Zum Schluß eines dauernden Arbeitsverhältnisses kann der Arbeitnehmer vom Arbeitgeber ein schriftliches Zeugnis verlangen. Der Arbeitgeber ist dabei zu einer wohlwollenden Beurteilung seines Arbeitnehmers, aber auch zur Ehrlichkeit verpflichtet.

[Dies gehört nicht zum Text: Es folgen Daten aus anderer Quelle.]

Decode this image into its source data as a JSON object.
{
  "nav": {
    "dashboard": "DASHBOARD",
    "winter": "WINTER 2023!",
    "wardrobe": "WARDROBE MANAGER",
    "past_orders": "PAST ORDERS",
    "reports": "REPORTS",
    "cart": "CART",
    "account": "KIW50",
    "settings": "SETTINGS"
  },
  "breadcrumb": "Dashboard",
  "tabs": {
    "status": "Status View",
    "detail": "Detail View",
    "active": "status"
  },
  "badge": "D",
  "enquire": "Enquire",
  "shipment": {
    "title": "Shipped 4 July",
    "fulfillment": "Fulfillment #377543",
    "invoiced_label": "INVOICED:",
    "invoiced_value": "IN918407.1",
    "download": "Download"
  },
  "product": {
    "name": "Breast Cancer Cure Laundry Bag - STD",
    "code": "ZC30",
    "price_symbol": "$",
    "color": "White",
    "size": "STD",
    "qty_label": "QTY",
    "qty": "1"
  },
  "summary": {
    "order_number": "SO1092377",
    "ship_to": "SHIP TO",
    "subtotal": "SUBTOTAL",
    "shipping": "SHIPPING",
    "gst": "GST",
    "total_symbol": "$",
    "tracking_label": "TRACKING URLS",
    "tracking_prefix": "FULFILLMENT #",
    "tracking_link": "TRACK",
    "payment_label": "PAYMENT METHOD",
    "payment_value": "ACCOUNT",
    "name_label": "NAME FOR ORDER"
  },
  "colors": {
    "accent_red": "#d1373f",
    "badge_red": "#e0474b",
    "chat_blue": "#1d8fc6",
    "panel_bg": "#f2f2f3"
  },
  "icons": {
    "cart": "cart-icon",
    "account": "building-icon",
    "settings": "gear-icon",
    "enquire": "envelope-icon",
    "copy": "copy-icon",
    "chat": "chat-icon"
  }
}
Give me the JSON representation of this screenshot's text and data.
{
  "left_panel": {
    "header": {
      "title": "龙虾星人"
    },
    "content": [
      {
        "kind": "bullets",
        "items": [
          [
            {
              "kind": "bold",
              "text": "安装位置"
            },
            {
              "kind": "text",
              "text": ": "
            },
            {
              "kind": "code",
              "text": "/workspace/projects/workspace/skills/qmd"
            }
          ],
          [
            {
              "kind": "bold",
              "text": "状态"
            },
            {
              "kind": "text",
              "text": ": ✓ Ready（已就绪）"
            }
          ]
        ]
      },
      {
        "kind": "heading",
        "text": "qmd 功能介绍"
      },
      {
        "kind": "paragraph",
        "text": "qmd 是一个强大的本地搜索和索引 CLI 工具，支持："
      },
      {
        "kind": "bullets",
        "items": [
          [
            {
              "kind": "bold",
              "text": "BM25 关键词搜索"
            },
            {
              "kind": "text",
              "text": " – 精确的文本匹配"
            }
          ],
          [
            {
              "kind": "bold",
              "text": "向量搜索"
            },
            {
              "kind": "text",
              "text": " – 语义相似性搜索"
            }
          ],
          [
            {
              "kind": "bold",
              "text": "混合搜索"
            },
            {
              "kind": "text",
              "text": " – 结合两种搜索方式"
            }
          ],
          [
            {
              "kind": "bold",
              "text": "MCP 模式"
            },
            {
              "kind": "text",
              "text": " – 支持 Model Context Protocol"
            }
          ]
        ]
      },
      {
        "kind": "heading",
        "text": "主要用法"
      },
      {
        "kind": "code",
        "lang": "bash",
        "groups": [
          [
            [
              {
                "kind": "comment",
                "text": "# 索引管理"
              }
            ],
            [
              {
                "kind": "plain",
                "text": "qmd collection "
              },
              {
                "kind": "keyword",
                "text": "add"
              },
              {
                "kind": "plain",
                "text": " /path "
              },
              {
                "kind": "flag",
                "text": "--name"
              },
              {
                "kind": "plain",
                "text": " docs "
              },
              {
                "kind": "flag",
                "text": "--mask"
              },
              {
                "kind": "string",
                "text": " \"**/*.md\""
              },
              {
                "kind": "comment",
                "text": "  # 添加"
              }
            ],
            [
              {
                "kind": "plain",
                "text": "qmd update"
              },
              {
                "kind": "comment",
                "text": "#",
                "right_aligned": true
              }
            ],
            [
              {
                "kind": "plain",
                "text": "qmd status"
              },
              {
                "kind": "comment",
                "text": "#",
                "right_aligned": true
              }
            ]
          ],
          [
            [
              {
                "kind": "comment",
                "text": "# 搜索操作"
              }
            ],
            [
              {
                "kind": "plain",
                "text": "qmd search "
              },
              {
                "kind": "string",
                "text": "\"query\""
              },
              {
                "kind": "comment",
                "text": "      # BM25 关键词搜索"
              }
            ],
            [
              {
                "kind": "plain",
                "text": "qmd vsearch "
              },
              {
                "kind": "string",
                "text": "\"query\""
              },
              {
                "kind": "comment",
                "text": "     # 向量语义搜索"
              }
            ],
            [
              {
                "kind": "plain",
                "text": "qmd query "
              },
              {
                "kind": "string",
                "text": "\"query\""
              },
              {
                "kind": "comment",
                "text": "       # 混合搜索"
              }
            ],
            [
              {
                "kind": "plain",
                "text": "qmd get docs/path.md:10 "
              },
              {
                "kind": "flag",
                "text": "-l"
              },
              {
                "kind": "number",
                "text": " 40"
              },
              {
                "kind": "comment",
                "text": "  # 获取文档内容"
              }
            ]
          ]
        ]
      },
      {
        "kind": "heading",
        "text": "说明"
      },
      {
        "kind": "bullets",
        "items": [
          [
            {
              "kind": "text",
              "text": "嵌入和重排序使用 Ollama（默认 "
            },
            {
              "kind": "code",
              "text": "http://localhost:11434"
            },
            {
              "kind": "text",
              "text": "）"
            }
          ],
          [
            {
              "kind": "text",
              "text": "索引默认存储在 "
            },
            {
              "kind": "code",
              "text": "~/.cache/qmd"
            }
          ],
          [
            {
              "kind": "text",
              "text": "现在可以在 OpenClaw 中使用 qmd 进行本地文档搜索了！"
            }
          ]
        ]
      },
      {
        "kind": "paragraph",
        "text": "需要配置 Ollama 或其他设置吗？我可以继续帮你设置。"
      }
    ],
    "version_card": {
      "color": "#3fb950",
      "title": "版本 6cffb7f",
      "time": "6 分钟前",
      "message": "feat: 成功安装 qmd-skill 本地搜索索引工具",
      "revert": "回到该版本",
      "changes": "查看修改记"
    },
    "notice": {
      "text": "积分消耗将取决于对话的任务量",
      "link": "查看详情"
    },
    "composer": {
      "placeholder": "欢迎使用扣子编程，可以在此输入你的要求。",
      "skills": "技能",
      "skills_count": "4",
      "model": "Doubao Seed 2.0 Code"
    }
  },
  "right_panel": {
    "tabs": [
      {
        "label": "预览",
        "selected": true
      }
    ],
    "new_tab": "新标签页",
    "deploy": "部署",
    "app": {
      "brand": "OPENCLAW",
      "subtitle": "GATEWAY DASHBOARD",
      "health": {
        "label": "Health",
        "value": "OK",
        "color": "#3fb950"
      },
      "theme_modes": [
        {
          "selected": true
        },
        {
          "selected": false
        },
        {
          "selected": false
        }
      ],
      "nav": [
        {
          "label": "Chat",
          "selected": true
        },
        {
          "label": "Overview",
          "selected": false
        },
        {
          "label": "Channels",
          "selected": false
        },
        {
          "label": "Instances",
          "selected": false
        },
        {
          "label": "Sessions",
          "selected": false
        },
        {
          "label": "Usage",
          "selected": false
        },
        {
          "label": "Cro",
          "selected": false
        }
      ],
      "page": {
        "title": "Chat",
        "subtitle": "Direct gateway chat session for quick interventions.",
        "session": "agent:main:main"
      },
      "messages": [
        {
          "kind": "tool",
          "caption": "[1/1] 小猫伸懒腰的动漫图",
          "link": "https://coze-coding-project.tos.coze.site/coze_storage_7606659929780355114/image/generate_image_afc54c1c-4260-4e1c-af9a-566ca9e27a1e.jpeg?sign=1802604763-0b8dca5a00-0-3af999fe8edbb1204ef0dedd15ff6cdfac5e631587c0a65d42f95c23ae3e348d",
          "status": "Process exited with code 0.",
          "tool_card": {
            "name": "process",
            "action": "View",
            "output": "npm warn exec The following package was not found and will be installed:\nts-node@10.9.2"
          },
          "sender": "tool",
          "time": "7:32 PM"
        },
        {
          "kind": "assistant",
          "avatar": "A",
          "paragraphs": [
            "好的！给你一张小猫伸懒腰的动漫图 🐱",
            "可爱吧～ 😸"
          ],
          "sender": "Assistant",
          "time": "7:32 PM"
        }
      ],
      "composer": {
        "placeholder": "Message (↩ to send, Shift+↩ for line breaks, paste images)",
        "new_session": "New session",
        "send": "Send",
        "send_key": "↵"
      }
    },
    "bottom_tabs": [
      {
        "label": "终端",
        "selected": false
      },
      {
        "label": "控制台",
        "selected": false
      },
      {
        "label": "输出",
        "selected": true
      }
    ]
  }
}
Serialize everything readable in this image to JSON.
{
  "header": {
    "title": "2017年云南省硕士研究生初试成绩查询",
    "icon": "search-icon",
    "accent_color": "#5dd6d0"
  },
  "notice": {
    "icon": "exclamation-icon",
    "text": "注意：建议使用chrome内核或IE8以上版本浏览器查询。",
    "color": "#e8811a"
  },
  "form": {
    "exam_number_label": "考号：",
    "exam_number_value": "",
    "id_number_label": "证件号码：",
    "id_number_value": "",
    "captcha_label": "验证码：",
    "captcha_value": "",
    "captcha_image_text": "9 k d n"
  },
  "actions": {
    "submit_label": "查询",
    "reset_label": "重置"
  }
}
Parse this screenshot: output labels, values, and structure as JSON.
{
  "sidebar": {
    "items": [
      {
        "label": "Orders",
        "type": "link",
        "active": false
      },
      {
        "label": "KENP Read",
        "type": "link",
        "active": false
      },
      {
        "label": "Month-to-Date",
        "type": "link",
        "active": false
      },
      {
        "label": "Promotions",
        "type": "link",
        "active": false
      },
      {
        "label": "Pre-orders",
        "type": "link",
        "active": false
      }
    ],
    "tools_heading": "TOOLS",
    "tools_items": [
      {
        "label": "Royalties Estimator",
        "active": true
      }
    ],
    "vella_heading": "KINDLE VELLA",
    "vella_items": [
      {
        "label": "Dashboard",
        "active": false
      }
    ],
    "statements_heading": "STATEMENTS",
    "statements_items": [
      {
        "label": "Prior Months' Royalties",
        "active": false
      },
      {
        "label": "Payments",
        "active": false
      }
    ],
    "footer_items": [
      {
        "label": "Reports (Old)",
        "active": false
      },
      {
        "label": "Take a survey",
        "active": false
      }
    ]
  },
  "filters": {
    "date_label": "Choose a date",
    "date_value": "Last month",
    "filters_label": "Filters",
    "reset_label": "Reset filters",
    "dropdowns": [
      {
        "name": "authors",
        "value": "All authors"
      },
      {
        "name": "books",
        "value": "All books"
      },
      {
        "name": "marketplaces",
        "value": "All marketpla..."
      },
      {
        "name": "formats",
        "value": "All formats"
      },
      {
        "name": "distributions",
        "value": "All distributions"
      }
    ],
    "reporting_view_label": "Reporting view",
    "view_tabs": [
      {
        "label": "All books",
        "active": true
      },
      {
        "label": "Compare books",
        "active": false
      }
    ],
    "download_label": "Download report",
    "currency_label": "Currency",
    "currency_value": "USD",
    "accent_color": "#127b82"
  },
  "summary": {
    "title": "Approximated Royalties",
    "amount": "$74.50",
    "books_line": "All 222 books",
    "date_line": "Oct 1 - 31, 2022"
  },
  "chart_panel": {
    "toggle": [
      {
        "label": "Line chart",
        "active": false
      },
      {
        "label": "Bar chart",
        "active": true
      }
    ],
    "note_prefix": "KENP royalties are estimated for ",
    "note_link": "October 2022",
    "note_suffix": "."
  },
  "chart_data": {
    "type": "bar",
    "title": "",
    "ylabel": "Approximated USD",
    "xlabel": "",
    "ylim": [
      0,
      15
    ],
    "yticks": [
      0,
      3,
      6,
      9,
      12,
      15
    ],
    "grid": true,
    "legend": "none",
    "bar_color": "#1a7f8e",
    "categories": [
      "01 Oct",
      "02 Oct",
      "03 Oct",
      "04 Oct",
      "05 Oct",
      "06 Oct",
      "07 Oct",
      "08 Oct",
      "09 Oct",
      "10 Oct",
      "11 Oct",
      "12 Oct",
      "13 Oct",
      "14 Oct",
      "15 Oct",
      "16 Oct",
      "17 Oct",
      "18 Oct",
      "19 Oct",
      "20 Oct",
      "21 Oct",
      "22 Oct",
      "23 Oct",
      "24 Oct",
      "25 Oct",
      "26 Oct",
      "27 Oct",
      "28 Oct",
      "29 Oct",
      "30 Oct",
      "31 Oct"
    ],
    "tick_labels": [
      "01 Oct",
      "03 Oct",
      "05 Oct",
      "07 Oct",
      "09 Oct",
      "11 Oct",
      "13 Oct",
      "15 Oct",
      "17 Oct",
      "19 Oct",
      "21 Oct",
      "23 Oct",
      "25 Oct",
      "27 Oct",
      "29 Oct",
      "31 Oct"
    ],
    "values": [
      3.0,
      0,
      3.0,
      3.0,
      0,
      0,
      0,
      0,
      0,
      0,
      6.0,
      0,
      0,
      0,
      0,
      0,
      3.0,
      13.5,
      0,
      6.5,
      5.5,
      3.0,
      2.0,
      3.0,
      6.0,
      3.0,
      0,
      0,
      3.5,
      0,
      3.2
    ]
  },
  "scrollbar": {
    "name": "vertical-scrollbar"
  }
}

Weil ein Arbeitszeugnis einerseits wohlwollend, andererseits aber auch ehrlich sein muss, muss es alle wesentlichen Tatsachen und Bewertungen enthalten, die für die Gesamt-beurteilung des Arbeitnehmers von Bedeutung und für den Dritten von berechtigtem Interesse sind. Die Rücksichtnahme auf den Arbeitnehmer endet dort, wo sich das Interesse des künftigen Arbeitgebers an der Richtigkeit des Zeugnisses aufdrängt und das Verschweigen bestimmter Vorkommnisse zu einem falschen Eindruck vom Bewerber führen würde. Dem Gebot der Wahrheit ist also die Priorität einzuräumen.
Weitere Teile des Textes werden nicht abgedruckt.